Enabling Pharmaceutical Traceability in The Nigerian Supply Chain using GS1 Global Standards: Lean Traceability Including In-Country Serialization of COVID-19 Vaccines
Keywords:Traceability, Masterdata, Event data, Serialization, Supply chain, substandard and falsified medicines, COVID-19 vaccines
Traceability of the pharmaceutical products across a supply chain creates an environment that provides visibility of the product status from plant to patient. The supply chain is the trade journey products make to consumers or retail stores (e.g. pharmacy store, patented drug store, medical store etc.,) via a network of producers, manufacturers, distributors, transporters and vendors taking that product from creation to delivery. Some of the key benefits of introducing traceability in the Nigerian pharmaceutical sector besides securing the supply chain includes an increment in the quality of data to support pharmacovigilance, decrease in the presence of substandard and falsified (SF) medications and ultimately ensuring patient safety.
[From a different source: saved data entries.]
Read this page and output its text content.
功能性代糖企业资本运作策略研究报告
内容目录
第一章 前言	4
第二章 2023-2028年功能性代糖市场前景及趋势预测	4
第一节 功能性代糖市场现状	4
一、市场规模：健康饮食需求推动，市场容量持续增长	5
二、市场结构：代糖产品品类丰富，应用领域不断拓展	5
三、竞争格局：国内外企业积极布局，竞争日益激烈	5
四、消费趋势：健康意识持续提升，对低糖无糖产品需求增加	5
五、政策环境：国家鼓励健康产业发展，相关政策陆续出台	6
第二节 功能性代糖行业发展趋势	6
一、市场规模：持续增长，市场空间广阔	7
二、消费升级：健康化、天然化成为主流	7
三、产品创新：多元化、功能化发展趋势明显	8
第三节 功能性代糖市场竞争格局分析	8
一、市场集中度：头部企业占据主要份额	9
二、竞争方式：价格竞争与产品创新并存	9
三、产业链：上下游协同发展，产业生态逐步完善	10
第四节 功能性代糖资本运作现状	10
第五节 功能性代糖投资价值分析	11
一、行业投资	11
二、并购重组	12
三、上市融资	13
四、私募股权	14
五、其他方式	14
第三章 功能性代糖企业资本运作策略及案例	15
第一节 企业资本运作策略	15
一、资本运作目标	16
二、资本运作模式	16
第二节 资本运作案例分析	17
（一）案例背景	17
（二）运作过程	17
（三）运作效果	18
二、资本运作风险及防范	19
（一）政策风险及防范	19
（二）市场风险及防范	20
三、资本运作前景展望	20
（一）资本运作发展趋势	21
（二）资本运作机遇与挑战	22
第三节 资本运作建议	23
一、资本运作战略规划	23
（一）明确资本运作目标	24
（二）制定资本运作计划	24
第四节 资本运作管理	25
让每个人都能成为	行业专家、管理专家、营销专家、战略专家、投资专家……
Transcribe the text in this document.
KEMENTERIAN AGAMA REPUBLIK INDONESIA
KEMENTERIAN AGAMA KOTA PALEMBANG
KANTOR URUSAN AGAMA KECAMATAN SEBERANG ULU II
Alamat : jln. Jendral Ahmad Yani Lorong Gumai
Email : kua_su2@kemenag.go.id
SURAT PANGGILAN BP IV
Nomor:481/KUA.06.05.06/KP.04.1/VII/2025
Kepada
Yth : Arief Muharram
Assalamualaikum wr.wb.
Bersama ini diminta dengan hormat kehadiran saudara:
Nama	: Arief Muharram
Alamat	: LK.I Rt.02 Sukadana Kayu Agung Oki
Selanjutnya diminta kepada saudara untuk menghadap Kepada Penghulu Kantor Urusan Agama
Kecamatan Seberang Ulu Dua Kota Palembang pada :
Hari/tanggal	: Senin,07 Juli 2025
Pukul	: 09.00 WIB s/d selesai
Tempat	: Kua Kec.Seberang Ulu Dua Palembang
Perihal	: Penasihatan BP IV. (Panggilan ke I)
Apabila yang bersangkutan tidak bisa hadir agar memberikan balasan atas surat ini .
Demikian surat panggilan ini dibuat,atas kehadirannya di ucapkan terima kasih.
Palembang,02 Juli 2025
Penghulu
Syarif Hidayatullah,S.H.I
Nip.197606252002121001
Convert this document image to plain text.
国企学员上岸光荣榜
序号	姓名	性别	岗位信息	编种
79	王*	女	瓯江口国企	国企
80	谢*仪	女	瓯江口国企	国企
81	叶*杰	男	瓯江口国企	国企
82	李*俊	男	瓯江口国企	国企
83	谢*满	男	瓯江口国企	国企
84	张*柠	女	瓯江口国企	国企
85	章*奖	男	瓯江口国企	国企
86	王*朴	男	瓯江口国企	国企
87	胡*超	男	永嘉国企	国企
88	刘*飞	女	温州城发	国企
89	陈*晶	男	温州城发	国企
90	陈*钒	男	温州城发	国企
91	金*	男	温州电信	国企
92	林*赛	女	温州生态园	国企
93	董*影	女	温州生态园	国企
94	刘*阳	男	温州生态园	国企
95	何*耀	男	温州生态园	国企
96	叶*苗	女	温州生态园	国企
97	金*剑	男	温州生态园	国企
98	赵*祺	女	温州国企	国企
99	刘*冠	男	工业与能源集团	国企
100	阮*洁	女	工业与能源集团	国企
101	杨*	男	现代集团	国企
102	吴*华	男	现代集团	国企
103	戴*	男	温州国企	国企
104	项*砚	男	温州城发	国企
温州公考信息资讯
The drug distribution system in Nigeria is largely undefined and there have been in-country efforts to sanitize it. One such effort has produced a national policy document referred to as the Nigeria Pharmaceutical Traceability Strategy which stipulates the plan to achieve supply chain visibility, prevent infiltration of the SFs and strengthen existing regulatory and legal frameworks in Nigeria using GS1 global standards. The National Agency for Food and Drug Administration and Control (NAFDAC) and other drug regulatory agencies in Africa jointly signed a Call to Action during the 2nd GS1 African Healthcare Conference held in Lagos, Nigeria on September 16-20, 2019 to demonstrate commitment to pursue pharmaceutical traceability by adopting global supply chain standards. This article focuses on how NAFDAC in collaboration with GS1 Nigeria, National Primary Health Care Development Agency (NPHCDA) and other partners have implemented traceability as a public sector pilot for the COVID-19 vaccines received in Nigeria from March 2021 to December 2021. This included the serialization of COVID-19 vaccines that were received without serial numbers that uniquely identify the secondary packing of the COVID-19 vaccines. The lessons learned from the pilot would be used to support development and dissemination of tracebility regulation, publish guidelines for traceability implementation, and engage stakeholders meaningfully as Nigeria implements full track and trace of pharmaceutical products.